Was there a separate, independent corporate body created to legally own the items donated to the museum, or was everything considered Syd's personal property? 

 

If his widow now has custody and control over the collection, I would assume that it was the latter situation, and that she now has sole legal title to the property. 

 

With all due respect to Syd's widow, she too will eventually die. Whomever inherits legal title to the "museum" from her may not feel the same obligation to store and preserve this collection indefinitely -- especially if there is an associated cost for a storage facility.  

 

This is a tragic and unfortunate situation, but it is also a lesson for future donors.

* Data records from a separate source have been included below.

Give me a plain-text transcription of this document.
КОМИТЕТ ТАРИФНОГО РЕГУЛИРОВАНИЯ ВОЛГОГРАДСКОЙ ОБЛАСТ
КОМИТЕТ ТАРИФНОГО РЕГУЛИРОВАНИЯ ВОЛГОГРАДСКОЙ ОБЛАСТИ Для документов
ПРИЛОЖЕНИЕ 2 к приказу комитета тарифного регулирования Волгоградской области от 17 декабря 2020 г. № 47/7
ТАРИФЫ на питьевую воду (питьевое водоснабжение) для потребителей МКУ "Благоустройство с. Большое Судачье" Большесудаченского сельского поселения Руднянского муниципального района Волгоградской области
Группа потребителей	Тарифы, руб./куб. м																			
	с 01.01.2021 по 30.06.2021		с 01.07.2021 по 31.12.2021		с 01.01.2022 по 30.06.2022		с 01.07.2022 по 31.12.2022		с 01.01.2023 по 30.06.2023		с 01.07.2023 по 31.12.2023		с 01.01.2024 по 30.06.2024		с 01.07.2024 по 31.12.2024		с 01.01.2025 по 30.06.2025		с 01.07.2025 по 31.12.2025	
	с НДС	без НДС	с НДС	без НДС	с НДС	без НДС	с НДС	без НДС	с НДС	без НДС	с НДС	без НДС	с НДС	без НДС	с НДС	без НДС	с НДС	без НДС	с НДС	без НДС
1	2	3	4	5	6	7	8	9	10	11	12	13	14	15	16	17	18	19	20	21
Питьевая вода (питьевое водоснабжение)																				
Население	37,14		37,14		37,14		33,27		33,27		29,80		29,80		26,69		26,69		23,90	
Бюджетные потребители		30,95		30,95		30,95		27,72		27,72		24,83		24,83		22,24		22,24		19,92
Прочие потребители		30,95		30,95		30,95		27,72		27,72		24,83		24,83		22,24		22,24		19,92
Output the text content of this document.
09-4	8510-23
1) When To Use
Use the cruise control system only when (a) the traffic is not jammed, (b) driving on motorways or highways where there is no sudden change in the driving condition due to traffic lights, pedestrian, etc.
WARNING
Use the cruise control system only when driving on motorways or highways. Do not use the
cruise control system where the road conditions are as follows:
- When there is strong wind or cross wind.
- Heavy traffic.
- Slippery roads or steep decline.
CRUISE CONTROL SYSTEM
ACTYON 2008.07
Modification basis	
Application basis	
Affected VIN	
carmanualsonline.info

Be aware if it is going to a public repository or just a private collection. 

 

The museum was supposed to be a non-profit corporation.  I don't believe that it was.  While I am guessing based on information from others involved with the museum, I think that Syd did not have his affairs in order prior to his death.  I have not been part of any discussion about the legal ownership of the museum assets.  It sounds like either the collection is now owned by Syd's widow or that she has legal authority to control it.  The museum was supposed to have a board of directors.  If the appropriate legal status of the museum was not up to date then that board may be meaningless.  

 

I am told that the items are in storage. I have no further details - where they are stored, how items were packaged, what costs may be needed to pay for ongoing storage.  

 

The museum volunteers are completely in the dark at this time.  We have all accepted the fact that we do not have any further involvement or control of what happens to the items.  All we can wish is that the items eventually find a good home at another museum or perhaps a university. Hopefully then the items of historical value can be made available for archiving, study and even enjoyment.